Here’s the level oil needs to hold for the crude rally to rage on, according to one top technician

Crude can’t crank higher unless it stays above the key $60 level, says expert technician Louise Yamada.

Tightening global supplies have proved bullish for the commodity this year, with U.S. West Texas Intermediate crude prices currently hovering near five-month highs. But the upward action has also been quite volatile, as economic and geopolitical factors have wielded increasing influence over prices.

And if you ask Yamada, who runs Yamada Technical Research Advisors, oil prices are facing some serious resistance that can’t be topped without similarly strong support.

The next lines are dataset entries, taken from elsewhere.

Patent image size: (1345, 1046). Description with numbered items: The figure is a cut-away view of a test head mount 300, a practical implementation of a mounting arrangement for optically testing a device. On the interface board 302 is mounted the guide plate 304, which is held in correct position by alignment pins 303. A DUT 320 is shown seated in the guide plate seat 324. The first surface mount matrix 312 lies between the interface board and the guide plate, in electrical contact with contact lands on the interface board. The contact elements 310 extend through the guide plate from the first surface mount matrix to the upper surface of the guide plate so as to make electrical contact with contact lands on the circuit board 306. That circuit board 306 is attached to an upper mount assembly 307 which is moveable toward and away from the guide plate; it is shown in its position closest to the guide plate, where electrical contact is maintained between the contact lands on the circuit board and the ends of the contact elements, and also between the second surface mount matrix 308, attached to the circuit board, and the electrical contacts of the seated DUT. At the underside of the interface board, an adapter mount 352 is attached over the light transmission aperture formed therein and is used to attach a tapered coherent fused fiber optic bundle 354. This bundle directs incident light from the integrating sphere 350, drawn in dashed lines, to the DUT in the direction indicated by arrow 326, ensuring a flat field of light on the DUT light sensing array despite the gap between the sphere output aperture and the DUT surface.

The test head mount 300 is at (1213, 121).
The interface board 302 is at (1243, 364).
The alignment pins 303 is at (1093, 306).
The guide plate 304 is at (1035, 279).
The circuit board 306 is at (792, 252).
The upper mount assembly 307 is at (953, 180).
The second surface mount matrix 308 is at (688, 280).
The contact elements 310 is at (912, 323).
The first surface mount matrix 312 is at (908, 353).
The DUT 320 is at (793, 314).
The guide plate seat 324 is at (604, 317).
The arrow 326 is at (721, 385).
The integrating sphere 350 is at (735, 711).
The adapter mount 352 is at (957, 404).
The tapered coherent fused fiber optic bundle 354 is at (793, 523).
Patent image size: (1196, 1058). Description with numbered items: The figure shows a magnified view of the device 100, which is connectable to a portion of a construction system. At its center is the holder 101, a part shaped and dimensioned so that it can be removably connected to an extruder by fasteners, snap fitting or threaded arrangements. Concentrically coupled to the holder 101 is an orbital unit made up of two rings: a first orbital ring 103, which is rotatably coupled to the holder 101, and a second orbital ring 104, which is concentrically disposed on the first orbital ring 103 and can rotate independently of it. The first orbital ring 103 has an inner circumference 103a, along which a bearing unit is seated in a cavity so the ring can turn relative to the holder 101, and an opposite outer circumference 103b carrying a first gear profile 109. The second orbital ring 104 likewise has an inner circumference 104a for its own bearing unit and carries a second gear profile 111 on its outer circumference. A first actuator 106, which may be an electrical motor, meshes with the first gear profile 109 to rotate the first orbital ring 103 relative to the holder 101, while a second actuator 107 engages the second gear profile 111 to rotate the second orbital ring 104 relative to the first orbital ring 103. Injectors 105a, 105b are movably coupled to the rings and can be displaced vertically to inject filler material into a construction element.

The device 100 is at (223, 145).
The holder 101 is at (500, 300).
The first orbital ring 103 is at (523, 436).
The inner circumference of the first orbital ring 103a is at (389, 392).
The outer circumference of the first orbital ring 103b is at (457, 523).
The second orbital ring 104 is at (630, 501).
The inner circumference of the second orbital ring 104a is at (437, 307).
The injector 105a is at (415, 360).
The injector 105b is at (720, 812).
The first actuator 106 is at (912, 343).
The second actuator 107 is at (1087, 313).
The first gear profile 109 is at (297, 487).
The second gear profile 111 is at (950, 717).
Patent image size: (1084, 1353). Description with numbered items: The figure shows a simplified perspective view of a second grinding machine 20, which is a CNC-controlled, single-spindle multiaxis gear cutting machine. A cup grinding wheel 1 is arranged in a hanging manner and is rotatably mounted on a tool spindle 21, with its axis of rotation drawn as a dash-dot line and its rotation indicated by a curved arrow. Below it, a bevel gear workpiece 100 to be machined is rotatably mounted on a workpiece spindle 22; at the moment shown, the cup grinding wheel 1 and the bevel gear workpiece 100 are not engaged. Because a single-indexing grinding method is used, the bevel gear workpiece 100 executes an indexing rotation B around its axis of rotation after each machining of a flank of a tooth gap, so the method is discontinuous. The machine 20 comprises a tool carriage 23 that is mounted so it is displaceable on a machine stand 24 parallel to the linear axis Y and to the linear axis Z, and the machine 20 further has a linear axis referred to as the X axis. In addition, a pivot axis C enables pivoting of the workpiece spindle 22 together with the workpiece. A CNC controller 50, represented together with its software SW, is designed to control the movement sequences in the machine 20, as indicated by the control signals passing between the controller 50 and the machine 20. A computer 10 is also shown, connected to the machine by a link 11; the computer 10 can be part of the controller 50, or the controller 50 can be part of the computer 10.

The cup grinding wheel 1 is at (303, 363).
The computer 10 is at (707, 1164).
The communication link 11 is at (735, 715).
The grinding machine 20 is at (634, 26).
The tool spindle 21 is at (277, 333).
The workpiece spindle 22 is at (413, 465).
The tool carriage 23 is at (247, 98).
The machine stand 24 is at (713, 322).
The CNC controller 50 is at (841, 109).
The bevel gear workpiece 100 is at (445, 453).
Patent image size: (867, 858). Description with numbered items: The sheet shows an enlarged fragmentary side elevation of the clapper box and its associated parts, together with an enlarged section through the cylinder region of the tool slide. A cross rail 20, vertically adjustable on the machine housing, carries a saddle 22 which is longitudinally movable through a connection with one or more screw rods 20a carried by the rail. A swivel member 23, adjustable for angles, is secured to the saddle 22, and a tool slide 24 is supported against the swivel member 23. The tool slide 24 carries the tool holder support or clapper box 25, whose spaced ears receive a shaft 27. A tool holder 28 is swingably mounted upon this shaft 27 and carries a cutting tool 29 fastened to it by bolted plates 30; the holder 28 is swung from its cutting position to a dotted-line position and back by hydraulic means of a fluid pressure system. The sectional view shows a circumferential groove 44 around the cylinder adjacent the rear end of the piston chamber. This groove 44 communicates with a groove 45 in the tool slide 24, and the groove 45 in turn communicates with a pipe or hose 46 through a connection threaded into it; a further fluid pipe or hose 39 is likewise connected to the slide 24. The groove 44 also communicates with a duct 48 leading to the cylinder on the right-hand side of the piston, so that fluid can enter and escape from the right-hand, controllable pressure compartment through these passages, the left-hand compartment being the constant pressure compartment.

“Right here, $60, $60-61, is an important support on any pullback,” Yamada told CNBC’s “Futures Now” on Thursday. “I’d like to see that hold if we’re going to see a consolidation that suggests higher levels. So, let’s say $60 is an important support.”

At the same time, crude is bumping up against resistance at the $64 level, which it failed to hold in Friday’s session.

“So far, oil has achieved our first target of $63 and, at the moment, it’s gone through the 200-day moving average, which is a plus,” Yamada acknowledged. “But it’s headed up into this 2018 resistance level — that’s almost a yearlong resistance — so I would suspect that we get a little consolidation. It could pull back toward the 200-day [at] $61.60.”

If the stars align — crude’s 50-day moving average crossing above the 200-day moving average at the same time as the price moves above $65 a barrel — Yamada gets more bullish.

“We have an outstanding target at $70” if those two things happen, she said. “But our real concern here was the resistance around $63, $64. So we want to see how it negotiates that level. We did have a nice positive divergence in the daily momentum back in December, suggesting that the low that we saw was a reversal, which we got. [...] So this may be a resting point before, and if, prices go higher.”

And while crude’s daily and weekly momentum indicators are still positive, “it’s the monthly that concerns us,” Yamada warned. “It’s close, but has not moved into a positive position. If it did, then I think, possibly, you could see it move higher. But at the moment I think it’s due for a little bit of a rest.”

WTI crude oil prices ended Friday’s trading session fairly flat, up less than half of 1%. On Thursday, RBC Capital Markets raised its 2019 forecast for international Brent crude, the global benchmark, to

$75 and forecast bouts of $80 crude throughout the summer.